Seit Juli 2004 können Berliner Ärzte am DMP Brustkrebs teilnehmen.
An dem Vertrag, den die Krankenkassen mit bestimmten Krankenhäusern
abgeschlossen haben, ist die Kassenärztliche Vereinigung (KV) Berlin zwar nicht beteiligt, jedoch übernimmt
sie die Abrechnung. Hier können sich Vertragsärzte einen Überblick
verschaffen:
Abrechnung
Fragen rund um die Abrechnung regelt die Ergänzungsvereinbarung zum DMP
Brustkrebs. Dazu gehört zum Beispiel:
- Teilnehmende Ärzte rechnen ihre Leistungen für eingeschriebene
Patienten über die KV ab.
- Medizinische Leistungen im Rahmen des DMP bleiben Teil des Sicherstellungsauftrages
der KV Berlin. Dazu zählen medizinische Leistungen aus den Bereichen Radiologie,
Gynäkologie, Chemo- und Strahlentherapie sowie Labormedizin.
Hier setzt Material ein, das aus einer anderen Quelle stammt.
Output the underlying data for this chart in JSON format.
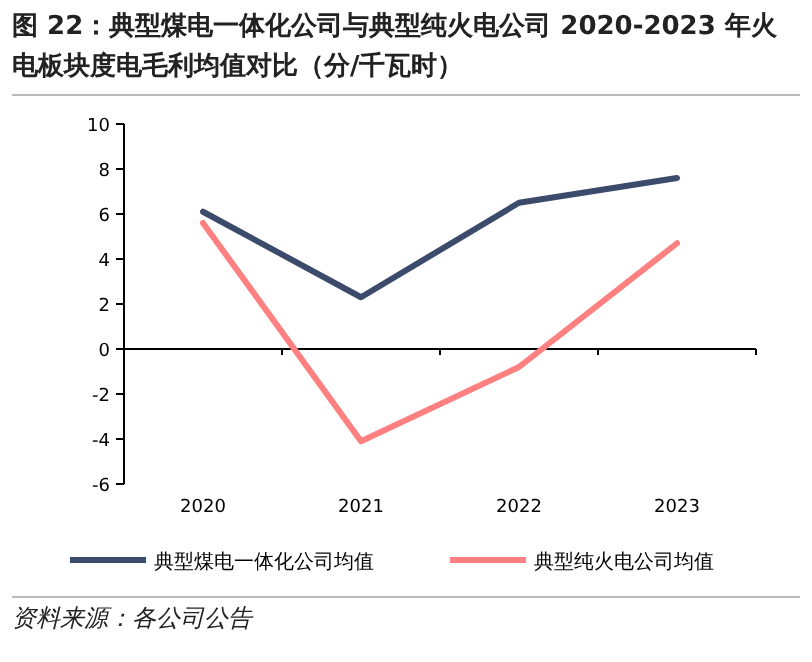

Diese werden
weiterhin nach dem EBM abgerechnet.
- Auch die extrabudgetär vereinbarten Leistungen müssen Ärzte
über die KV Berlin abrechnen.
- Einschreibungsunterlagen der Patienten und Dokumentationsbögen
müssen an die Datenstelle DMP gesendet werden.
Ärzte beantragen DMP-Teilnahme bei Kassen
Ärzte müssen ihre Teilnahme am DMP Brustkrebs bei der Arbeitsgemeinschaft
der Krankenkassenverbände beantragen, da die KV Berlin nicht Vertragspartner
ist. Teilnahmeanträge und weitere Informationen erhalten Ärzte bei der
Gemeinsamen Kommission der Arbeitsgemeinschaft der Krankenkassenverbände.
Praxisgebühr
Die DMP Brustkrebs-Teilnehmer einiger gesetzlicher Krankenkassen sind von der
Praxisgebühr für dieses Chronikerprogramm befreit. Patienten sollten sich unbedingt
bei ihrer Krankenkasse erkundigen, ob dies auch für sie zutrifft.